How NVIDIA EGX Accelerates AI at the Edge

TREND ANALYSIS: The model of the engineered system is that it’s a full turnkey solution that offers all the necessary hardware and software required to perform a specific task. NVIDIA's is literally about plug-and-play AI.


This week at Computex 2019 in Taipei, GPU market leader NVIDIA announced its new EGX server, an engineered system that brings high performance, low latency AI to the edge. The concept of EGX is similar to NVIDIA’s DGX, which is an engineered system specifically designed for data science teams (hence DGX, where Edge = EGX).

The model of the engineered system is that it’s a full turnkey solution that offers all the necessary hardware and software required to perform that specific task. It’s literally plug-and-play AI.

Engineered systems accelerate deployment time

I’ve spoken to DGX customers who have told me that the turnkey nature of DGX enables them to speed up the process of deploying, tweaking and tuning the infrastructure required for data sciences from several weeks or even months to a single day. I expect EGX to have a similar but greater value proposition.

DGX is typically deployed in places where data scientists and IT pros have access to it. EGX is designed for edge locations like 5G base stations, warehouses, factory floors, oil fields and other places where there aren’t people that have physical access to the server. Having the right infrastructure in place day one is critical to success

EGX software is optimized for AI edge inferencing

The NVIDA EGX Edge Stack is optimized for the rigors of AI inferencing. Models can be trained anywhere, but they run on EGX to interpret data. The software stack includes NVIDIA drivers, a CUDA Kubernetes plug-in, a CUDA Docker container runtime environment, CUDA-X libraries, containerized AI specific frameworks such as NVIDIA TensorRT, TensorRT Inference Server and DeepStream. EGX is a reference architecture in which the software stack is loaded on to one many certified server partners.

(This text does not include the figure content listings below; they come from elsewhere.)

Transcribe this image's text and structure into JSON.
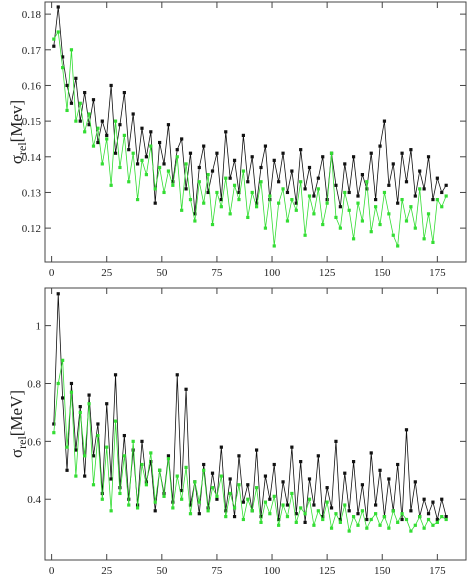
{
  "chart_data": [
    {
      "type": "line",
      "ylabel": {
        "symbol": "σ",
        "subscript": "rel",
        "unit": "[Mev]"
      },
      "x": [
        1,
        3,
        5,
        7,
        9,
        11,
        13,
        15,
        17,
        19,
        21,
        23,
        25,
        27,
        29,
        31,
        33,
        35,
        37,
        39,
        41,
        43,
        45,
        47,
        49,
        51,
        53,
        55,
        57,
        59,
        61,
        63,
        65,
        67,
        69,
        71,
        73,
        75,
        77,
        79,
        81,
        83,
        85,
        87,
        89,
        91,
        93,
        95,
        97,
        99,
        101,
        103,
        105,
        107,
        109,
        111,
        113,
        115,
        117,
        119,
        121,
        123,
        125,
        127,
        129,
        131,
        133,
        135,
        137,
        139,
        141,
        143,
        145,
        147,
        149,
        151,
        153,
        155,
        157,
        159,
        161,
        163,
        165,
        167,
        169,
        171,
        173,
        175,
        177,
        179
      ],
      "series": [
        {
          "color": "#111111",
          "values": [
            0.171,
            0.182,
            0.168,
            0.16,
            0.155,
            0.162,
            0.15,
            0.158,
            0.149,
            0.156,
            0.144,
            0.15,
            0.146,
            0.16,
            0.141,
            0.149,
            0.158,
            0.142,
            0.152,
            0.138,
            0.148,
            0.14,
            0.147,
            0.127,
            0.144,
            0.138,
            0.149,
            0.133,
            0.142,
            0.145,
            0.131,
            0.141,
            0.124,
            0.137,
            0.143,
            0.13,
            0.136,
            0.141,
            0.128,
            0.147,
            0.134,
            0.139,
            0.13,
            0.146,
            0.133,
            0.14,
            0.127,
            0.137,
            0.143,
            0.128,
            0.139,
            0.133,
            0.141,
            0.13,
            0.136,
            0.127,
            0.142,
            0.131,
            0.137,
            0.129,
            0.134,
            0.14,
            0.128,
            0.141,
            0.132,
            0.126,
            0.138,
            0.13,
            0.14,
            0.129,
            0.135,
            0.131,
            0.141,
            0.128,
            0.143,
            0.15,
            0.132,
            0.138,
            0.127,
            0.141,
            0.133,
            0.142,
            0.129,
            0.136,
            0.131,
            0.14,
            0.128,
            0.134,
            0.13,
            0.132
          ]
        },
        {
          "color": "#33dd33",
          "values": [
            0.173,
            0.175,
            0.165,
            0.153,
            0.17,
            0.15,
            0.155,
            0.147,
            0.152,
            0.143,
            0.148,
            0.138,
            0.145,
            0.132,
            0.15,
            0.137,
            0.146,
            0.133,
            0.141,
            0.128,
            0.139,
            0.135,
            0.143,
            0.131,
            0.137,
            0.13,
            0.136,
            0.132,
            0.14,
            0.125,
            0.138,
            0.128,
            0.122,
            0.133,
            0.127,
            0.135,
            0.121,
            0.13,
            0.126,
            0.134,
            0.124,
            0.132,
            0.128,
            0.136,
            0.123,
            0.13,
            0.126,
            0.133,
            0.12,
            0.129,
            0.115,
            0.127,
            0.131,
            0.122,
            0.128,
            0.125,
            0.133,
            0.118,
            0.129,
            0.124,
            0.131,
            0.121,
            0.127,
            0.141,
            0.123,
            0.12,
            0.13,
            0.125,
            0.117,
            0.127,
            0.122,
            0.133,
            0.119,
            0.126,
            0.121,
            0.13,
            0.124,
            0.118,
            0.115,
            0.128,
            0.122,
            0.126,
            0.12,
            0.131,
            0.117,
            0.124,
            0.116,
            0.128,
            0.126,
            0.129
          ]
        }
      ],
      "xlim": [
        -3,
        188
      ],
      "xticks": [
        0,
        25,
        50,
        75,
        100,
        125,
        150,
        175
      ],
      "ylim": [
        0.1105,
        0.1834
      ],
      "yticks": [
        0.12,
        0.13,
        0.14,
        0.15,
        0.16,
        0.17,
        0.18
      ]
    },
    {
      "type": "line",
      "ylabel": {
        "symbol": "σ",
        "subscript": "rel",
        "unit": "[MeV]"
      },
      "x": [
        1,
        3,
        5,
        7,
        9,
        11,
        13,
        15,
        17,
        19,
        21,
        23,
        25,
        27,
        29,
        31,
        33,
        35,
        37,
        39,
        41,
        43,
        45,
        47,
        49,
        51,
        53,
        55,
        57,
        59,
        61,
        63,
        65,
        67,
        69,
        71,
        73,
        75,
        77,
        79,
        81,
        83,
        85,
        87,
        89,
        91,
        93,
        95,
        97,
        99,
        101,
        103,
        105,
        107,
        109,
        111,
        113,
        115,
        117,
        119,
        121,
        123,
        125,
        127,
        129,
        131,
        133,
        135,
        137,
        139,
        141,
        143,
        145,
        147,
        149,
        151,
        153,
        155,
        157,
        159,
        161,
        163,
        165,
        167,
        169,
        171,
        173,
        175,
        177,
        179
      ],
      "series": [
        {
          "color": "#111111",
          "values": [
            0.66,
            1.11,
            0.75,
            0.5,
            0.8,
            0.57,
            0.72,
            0.48,
            0.76,
            0.55,
            0.66,
            0.42,
            0.73,
            0.47,
            0.83,
            0.44,
            0.62,
            0.4,
            0.57,
            0.38,
            0.6,
            0.46,
            0.53,
            0.36,
            0.5,
            0.42,
            0.55,
            0.39,
            0.83,
            0.43,
            0.78,
            0.38,
            0.46,
            0.35,
            0.52,
            0.37,
            0.49,
            0.4,
            0.58,
            0.36,
            0.47,
            0.34,
            0.55,
            0.39,
            0.45,
            0.36,
            0.57,
            0.34,
            0.48,
            0.4,
            0.52,
            0.33,
            0.46,
            0.38,
            0.58,
            0.35,
            0.53,
            0.32,
            0.47,
            0.38,
            0.55,
            0.34,
            0.44,
            0.37,
            0.6,
            0.33,
            0.49,
            0.36,
            0.53,
            0.35,
            0.45,
            0.33,
            0.56,
            0.38,
            0.5,
            0.34,
            0.47,
            0.36,
            0.52,
            0.33,
            0.64,
            0.36,
            0.46,
            0.34,
            0.4,
            0.35,
            0.39,
            0.33,
            0.4,
            0.34
          ]
        },
        {
          "color": "#33dd33",
          "values": [
            0.63,
            0.8,
            0.88,
            0.58,
            0.77,
            0.48,
            0.7,
            0.55,
            0.73,
            0.45,
            0.62,
            0.4,
            0.58,
            0.36,
            0.67,
            0.42,
            0.55,
            0.38,
            0.6,
            0.37,
            0.52,
            0.45,
            0.56,
            0.39,
            0.5,
            0.41,
            0.54,
            0.37,
            0.48,
            0.4,
            0.51,
            0.35,
            0.46,
            0.39,
            0.5,
            0.36,
            0.44,
            0.41,
            0.48,
            0.34,
            0.42,
            0.37,
            0.45,
            0.33,
            0.4,
            0.36,
            0.44,
            0.32,
            0.39,
            0.35,
            0.41,
            0.31,
            0.38,
            0.34,
            0.42,
            0.32,
            0.37,
            0.35,
            0.4,
            0.31,
            0.36,
            0.33,
            0.39,
            0.3,
            0.35,
            0.32,
            0.38,
            0.29,
            0.34,
            0.31,
            0.36,
            0.3,
            0.33,
            0.35,
            0.31,
            0.34,
            0.3,
            0.36,
            0.32,
            0.35,
            0.33,
            0.29,
            0.31,
            0.34,
            0.3,
            0.33,
            0.31,
            0.32,
            0.34,
            0.33
          ]
        }
      ],
      "xlim": [
        -3,
        188
      ],
      "xticks": [
        0,
        25,
        50,
        75,
        100,
        125,
        150,
        175
      ],
      "ylim": [
        0.19,
        1.13
      ],
      "yticks": [
        0.4,
        0.6,
        0.8,
        1
      ]
    }
  ]
}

At launch, the following server manufacturers—in fact, all the major makers—have announced support for EGX: Acer, ASRack, ASUS, Atos, Cisco Systems, Dell-EMC, Fujitsu, Gigabyte, HPE, Inspur, Lenovo, QCT, Sugon, SuperMicro, Tyan and Wiwynn.

Edge microserver ecosystem partners:Abaco, Adlink, Advantech, AverMedia, Cloudian, ConnectTech, Curtiss-Wright, Leetop,, Musashi and WiBase.

There are also dozens of ISVs that have leveraged EGX for specialized use cases. These include AnyVision, DeepVision, IronYun and Malong. There are also a number of health-care specific offerings from 12 Sigma, Infervision, Qunatib and Subtle Medical.

NVIDIA EGX is designed to be scalable as customers can start with an NVIDIA Jetson Nano GPU, which performs about half a trillion operations per second (TOPS) and can scale up to a full rack of NVIDIA T4 GPU servers, which performs more than 10,000 TOPS. The lower end is ideal for tasks such as image recognition, where the high end would be for real-time AI tasks like real time speech translation and recognition.

CPUs can’t meet the demands of AI

In all cases, EGX brings the benefits of GPU computing to AI. At a recent event, I caught up some folks from Intel, and we discussed edge AI and the challenges there. While we all agreed the edge is where the action is, Intel’s plans seem to revolve around its current Intel Xeon Scalable CPUs and vector-neural network instruction (VNNI) extensions. I have a lot of respect for Intel, because the company pioneered the concept of computing everywhere; however, it’s belief that any kind of AI, including edge AI, can be done with CPUs instead of GPUs shows how clueless it is in that area.

I’m not diminishing the value of CPUs or Intel—every computer needs them—but it’s been well documented by many companies that Moore’s Law is fast approaching its limit, and the demands of AI go far beyond what CPUs are capable of achieving.  

The edge is where the action will be

EGX meets the growing demands of edge computing. For years, conventional wisdom was that all data would move to the cloud. However, not all data is best analyzed in the cloud. Smart cities, retail, oil and gas and other use cases make sense to analyze the data where it’s created, and that’s most often the edge. In fact, with applications like real-time facial recognition at an airport, the amount of time taken to send the data to the cloud, do the analysis and send it back would be too slow to be done in the cloud. This has not only validated the edge but also raised its value. During the next several years, the use cases for AI inferencing will explode, and the EGX server ensures that businesses deploy optimized hardware and software.

There are many makers of GPUs today, but what keeps NVIDIA out in front is its ability to deliver a “full stack” to simplify the process of deployment. There’s no “easy button” for AI, but EGX, like NVIDIA’s other engineered systems, puts the right technology where it’s needed so organizations can worry about deriving insights from data instead of being concerned with how to cobble together AI puzzle pieces.

Zeus Kerravala is the founder and principal analyst with ZK Research. He spent 10 years at Yankee Group and prior to that held a number of corporate IT positions.